After five bruising rounds of voting by Tory MPs, Truss and Sunak will battle it out over the summer for the support of 150,000 members to succeed Johnson as the party’s next leader.
Although the former chancellor received the biggest vote among MPs, Truss is the favourite to win the contest based on her popularity with party members. According to Ladbrokes, the odds of her being the next Conservative party leader are 4/7, while Sunak is at 11/8.
While Sunak is pursuing a similar economic platform to his time as Johnson’s chancellor and is chiefly focused on tackling inflation, the more rightwing Truss has pledged sweeping tax cuts and deregulation.
Sunak, who came first in every voting round, won the support of 137 MPs, followed by Truss on 113. Penny Mordaunt, the trade minister who was in second place until the final vote, was eliminated.

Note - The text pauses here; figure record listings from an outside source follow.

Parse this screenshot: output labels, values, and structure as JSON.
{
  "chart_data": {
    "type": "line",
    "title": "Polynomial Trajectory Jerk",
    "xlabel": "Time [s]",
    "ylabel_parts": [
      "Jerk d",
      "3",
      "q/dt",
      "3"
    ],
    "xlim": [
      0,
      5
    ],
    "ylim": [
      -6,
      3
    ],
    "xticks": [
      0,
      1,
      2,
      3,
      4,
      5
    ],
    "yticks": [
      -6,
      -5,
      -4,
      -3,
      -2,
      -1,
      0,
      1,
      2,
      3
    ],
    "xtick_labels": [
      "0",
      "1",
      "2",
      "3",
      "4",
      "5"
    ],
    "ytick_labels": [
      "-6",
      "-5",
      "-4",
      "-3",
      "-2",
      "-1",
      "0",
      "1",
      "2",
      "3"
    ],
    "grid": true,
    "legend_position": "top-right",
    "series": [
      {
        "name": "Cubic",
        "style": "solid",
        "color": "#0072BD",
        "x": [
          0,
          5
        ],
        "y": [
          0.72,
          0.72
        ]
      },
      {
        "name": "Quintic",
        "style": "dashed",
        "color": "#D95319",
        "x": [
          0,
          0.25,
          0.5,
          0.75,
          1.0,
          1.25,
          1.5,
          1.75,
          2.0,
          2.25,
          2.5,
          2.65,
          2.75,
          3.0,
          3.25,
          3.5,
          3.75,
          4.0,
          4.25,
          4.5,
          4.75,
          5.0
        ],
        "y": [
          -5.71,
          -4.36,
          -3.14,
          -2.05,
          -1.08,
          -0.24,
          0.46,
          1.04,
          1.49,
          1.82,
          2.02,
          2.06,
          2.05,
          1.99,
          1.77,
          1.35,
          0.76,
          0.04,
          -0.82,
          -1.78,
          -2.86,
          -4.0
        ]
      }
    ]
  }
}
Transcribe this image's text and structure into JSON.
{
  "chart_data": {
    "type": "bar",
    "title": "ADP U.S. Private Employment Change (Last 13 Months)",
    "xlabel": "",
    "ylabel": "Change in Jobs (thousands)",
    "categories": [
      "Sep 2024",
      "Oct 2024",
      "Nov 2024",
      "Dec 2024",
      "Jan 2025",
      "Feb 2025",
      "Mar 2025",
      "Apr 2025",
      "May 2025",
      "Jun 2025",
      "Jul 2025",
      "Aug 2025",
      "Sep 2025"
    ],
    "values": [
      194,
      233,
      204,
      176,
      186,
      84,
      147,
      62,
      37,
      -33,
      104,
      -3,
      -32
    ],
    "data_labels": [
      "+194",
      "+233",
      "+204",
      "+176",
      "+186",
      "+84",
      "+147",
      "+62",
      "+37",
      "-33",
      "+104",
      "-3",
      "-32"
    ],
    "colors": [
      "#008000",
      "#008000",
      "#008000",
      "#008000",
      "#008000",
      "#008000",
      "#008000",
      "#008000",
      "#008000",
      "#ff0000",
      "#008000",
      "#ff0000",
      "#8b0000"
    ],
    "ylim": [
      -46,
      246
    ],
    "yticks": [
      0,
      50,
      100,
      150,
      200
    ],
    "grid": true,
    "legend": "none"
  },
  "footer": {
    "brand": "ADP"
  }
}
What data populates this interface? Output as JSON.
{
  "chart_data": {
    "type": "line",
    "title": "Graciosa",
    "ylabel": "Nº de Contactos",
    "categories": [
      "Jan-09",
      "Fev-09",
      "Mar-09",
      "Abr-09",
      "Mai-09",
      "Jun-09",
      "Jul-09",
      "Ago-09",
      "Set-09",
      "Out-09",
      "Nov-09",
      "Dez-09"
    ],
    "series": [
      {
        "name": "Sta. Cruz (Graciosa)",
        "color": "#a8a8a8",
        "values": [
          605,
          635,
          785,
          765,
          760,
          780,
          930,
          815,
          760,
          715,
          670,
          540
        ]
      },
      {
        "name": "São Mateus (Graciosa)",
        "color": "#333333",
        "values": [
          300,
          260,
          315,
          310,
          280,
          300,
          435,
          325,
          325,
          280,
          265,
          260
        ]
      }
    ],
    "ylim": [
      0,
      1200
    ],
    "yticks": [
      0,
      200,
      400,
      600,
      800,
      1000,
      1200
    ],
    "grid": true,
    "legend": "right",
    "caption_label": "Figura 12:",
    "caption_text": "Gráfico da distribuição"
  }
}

The focus of the contest will move from Westminster to the wider Tory party. The first televised debate between Sunak and Truss will take place on Monday, followed by a dozen regional hustings. Ballot papers will be sent out in early August and the result announced on September 5.
In a video message to his supporters, Sunak said he was the “only” person who could beat Labour at the next election. “We need to restore trust, rebuild the economy and reunite the country. I’m confident we can do that and we’ve got a really positive message to take out to our members.”
Truss meanwhile emphasised her experience in government. “I’m the person who can go into Number 10, I can hit the ground running and I can get things done,” she said.
Opinion polls suggest Truss leads Sunak among Tory party members, with many activists disliking his record as a tax-raising chancellor and his perceived disloyalty to Johnson.
But Sunak’s supporters stressed his background in the government’s most important economic post, his debate performances and polling that suggested he is best placed to beat Labour’s Sir Keir Starmer.
The Sunak and Truss campaigns are braced for the campaign to become more personal. The former chancellor is likely to be attacked by allies of Johnson for his economic record, while the foreign secretary will face criticism for supporting Remain in the 2016 referendum.
Senior Labour party figures said that Truss and Sunak would both be easy targets if they became prime minister during the cost of living crisis.
“The one candidate we feared was Boris Johnson, and he has gone,” said a member of the shadow cabinet. “He had this bizarre ability to somehow distance himself from day-to-day events, to be above blame somehow, and no one else in his party has that.”